Your post was right on... add to it a WA paying for the OW D (and who knows what else) and add another layer to the whole mess. So... the WA never gets the gumption, courage, wisdom to LISTEN to that guilt and make the changes? And other than DB, is our only hope to wait and hope that the WA figures it out?
KK,
Yes, i do think your H confessing to you allieviated his guilt and was therefore very selfish. Especially if you did not know. Just one more thing to forgive HIM for. But, you may have been a valuable tool in his healing, even though it lead to more angst for you... a double edged sword. But then some couples don't want ANY secrets, and if your H did not confide in you, he would carry that with him always, and the OW would always have that power over him, that she knew something that you did not know.
My understanding of the self-forgiveness issue is that God offered up his only son in exchange for your sins. That he forgives you. And if He can forgive you, for you not to forgive yourself is selfish and only leads to self-pity... not good.
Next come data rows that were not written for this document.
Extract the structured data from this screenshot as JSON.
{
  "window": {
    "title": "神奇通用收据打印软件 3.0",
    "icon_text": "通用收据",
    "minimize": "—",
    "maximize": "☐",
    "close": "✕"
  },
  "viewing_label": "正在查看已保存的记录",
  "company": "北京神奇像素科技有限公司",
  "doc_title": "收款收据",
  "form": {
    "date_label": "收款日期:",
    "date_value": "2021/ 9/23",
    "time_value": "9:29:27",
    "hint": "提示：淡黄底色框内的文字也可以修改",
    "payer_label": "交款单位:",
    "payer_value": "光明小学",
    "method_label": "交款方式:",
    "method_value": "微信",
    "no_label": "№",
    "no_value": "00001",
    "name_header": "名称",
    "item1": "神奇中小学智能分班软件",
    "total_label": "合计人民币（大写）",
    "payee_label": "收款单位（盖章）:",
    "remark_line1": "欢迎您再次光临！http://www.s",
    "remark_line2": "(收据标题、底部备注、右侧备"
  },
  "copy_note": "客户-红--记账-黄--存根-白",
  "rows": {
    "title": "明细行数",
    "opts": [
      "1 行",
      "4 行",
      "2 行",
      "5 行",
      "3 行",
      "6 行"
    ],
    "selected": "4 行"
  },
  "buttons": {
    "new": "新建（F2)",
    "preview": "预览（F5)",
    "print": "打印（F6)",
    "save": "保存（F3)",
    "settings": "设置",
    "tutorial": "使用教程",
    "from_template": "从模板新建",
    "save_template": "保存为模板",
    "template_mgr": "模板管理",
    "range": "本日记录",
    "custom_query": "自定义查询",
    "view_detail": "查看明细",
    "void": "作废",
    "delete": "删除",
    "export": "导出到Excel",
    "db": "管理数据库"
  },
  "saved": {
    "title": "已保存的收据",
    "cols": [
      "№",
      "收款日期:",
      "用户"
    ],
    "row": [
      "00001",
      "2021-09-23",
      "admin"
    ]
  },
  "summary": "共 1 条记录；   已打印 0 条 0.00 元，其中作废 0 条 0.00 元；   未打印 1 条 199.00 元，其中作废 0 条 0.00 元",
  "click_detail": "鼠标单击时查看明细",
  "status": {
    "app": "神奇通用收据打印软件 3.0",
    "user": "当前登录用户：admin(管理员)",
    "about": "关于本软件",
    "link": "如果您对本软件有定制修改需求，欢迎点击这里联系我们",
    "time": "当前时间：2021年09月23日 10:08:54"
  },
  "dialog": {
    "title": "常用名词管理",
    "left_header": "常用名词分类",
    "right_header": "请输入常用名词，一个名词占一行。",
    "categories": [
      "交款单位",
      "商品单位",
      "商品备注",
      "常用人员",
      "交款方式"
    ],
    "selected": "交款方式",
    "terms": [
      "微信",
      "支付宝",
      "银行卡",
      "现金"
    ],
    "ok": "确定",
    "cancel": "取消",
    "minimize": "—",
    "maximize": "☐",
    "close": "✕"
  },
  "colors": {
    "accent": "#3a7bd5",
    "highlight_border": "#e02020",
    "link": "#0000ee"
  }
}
If the Lord can/does forgive you, who are you to withhold forgiveness from yourself and others? And I don't know that I agree that he does not forgive you if you do not forgive others, but I could be wrong about that. I believe that the Lord loves us and does not apply conditions to His forgiveness.
I hope you are doing okay. I miss our chats.
Relax. Appreciate. Be calm. Laugh. Enjoy. Be secure. Be loving. Be loved. Don't personalize. Don't ASSume. Accept. Be grateful.